Mi hermana y yo nos constituimos como querellantes y empezamos con la investigación porque estábamos seguras que el motivo de su muerte fueron los golpes propinados por la policía. El resultado de la autopsia tardó cuatro meses, el informe final tardó tres meses más y se determinó que había fallecido de un edema pulmonar agudo con causas derivadas del consumo de cocaína. Apelamos esa primera autopsia y es aún peor porque la perito se contradice más en sus afirmaciones y declaraciones.

APU: ¿Cómo procedió la justicia?

LD: La versión que quisieron instalar es que mi hermano falleció debido al consumo de drogas. Nosotras sabemos que fue por golpes y malos tratos. Sospechamos que además hubo abandono de persona porque nunca lo asistieron cuando estaba agonizando. Falta tomar testimoniales que certifiquen esas sospechas. El avance de la causa se hace cuesta arriba porque los testigos tienen miedo de la policía y se sienten intimidados.

Sentimos que la justicia que está dilatando la investigación y el esclarecimiento. Nosotros aportamos todas las pericias, sin embargo, la fiscal no avanza lo necesario. Por otra parte, sentimos que los medios oficiales tapan la información y no quieren hablar de la causa. Los funcionarios nunca nos atendieron y los policías siguen en funciones en otras reparticiones. Son ocho que se encuentran en condición de investigados, ni siquiera de imputados. Sin embargo, no descartamos la colaboración de tres o cuatro efectivos más. 

APU: ¿Cuáles son las acciones para seguir visibilizando el caso de Ramiro?

LD: Seguiremos haciendo marchas. En Carmen de Patagones sólo hicimos dos, una de velas y otra para la conmemoración de su cumpleaños. En Viedma hicimos varias en frente del Consejo Deliberante. Además, impulsamos otro tipo de acciones, como eventos solidarios en la plaza. La comunidad acompaña bastante y cree en nuestra versión de los hechos. 

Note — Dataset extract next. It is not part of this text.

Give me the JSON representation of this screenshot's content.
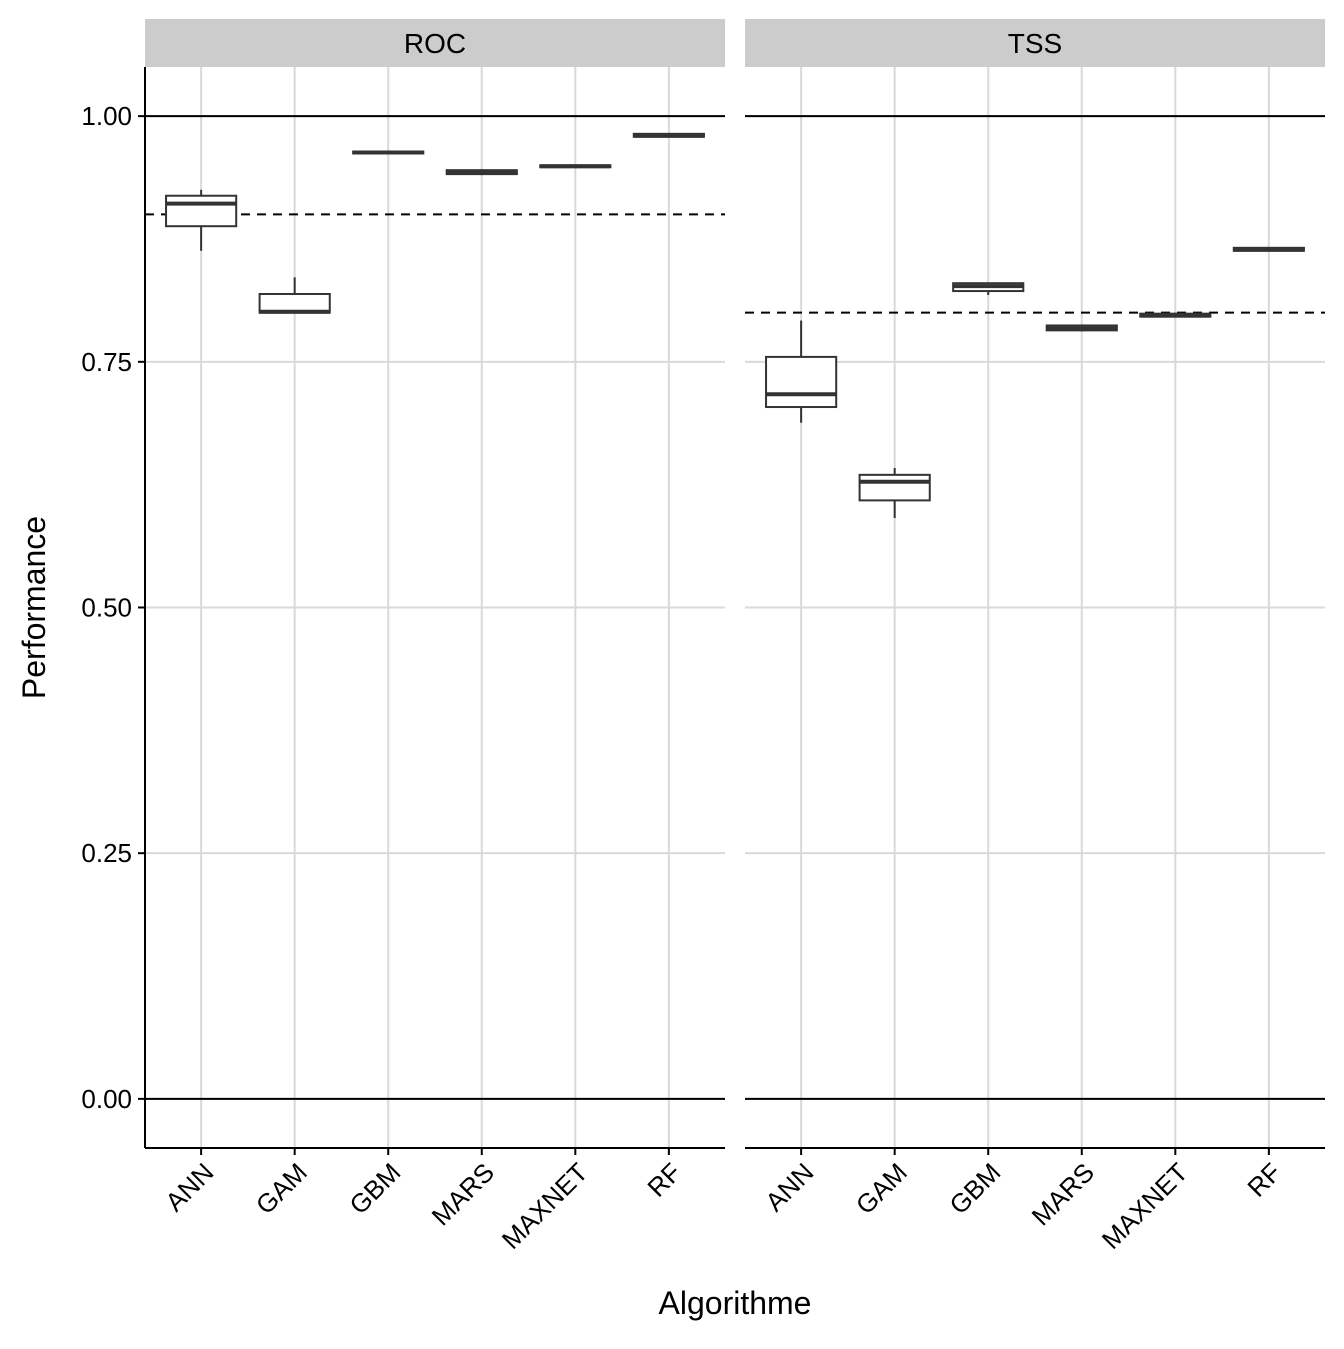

Este 9 de febrero, al cumplirse un año, buscamos hacer algo diferente y pensamos en una caravana por la ruta donde lo agarró la policía hace un año. Participaron más de veinte autos. Fuimos desde el kilómetro 9 hasta Viedma, la costanera, el centro, y concluimos en el Barrio Guido donde mataron a Ramiro. Allí realizamos un festival cultural.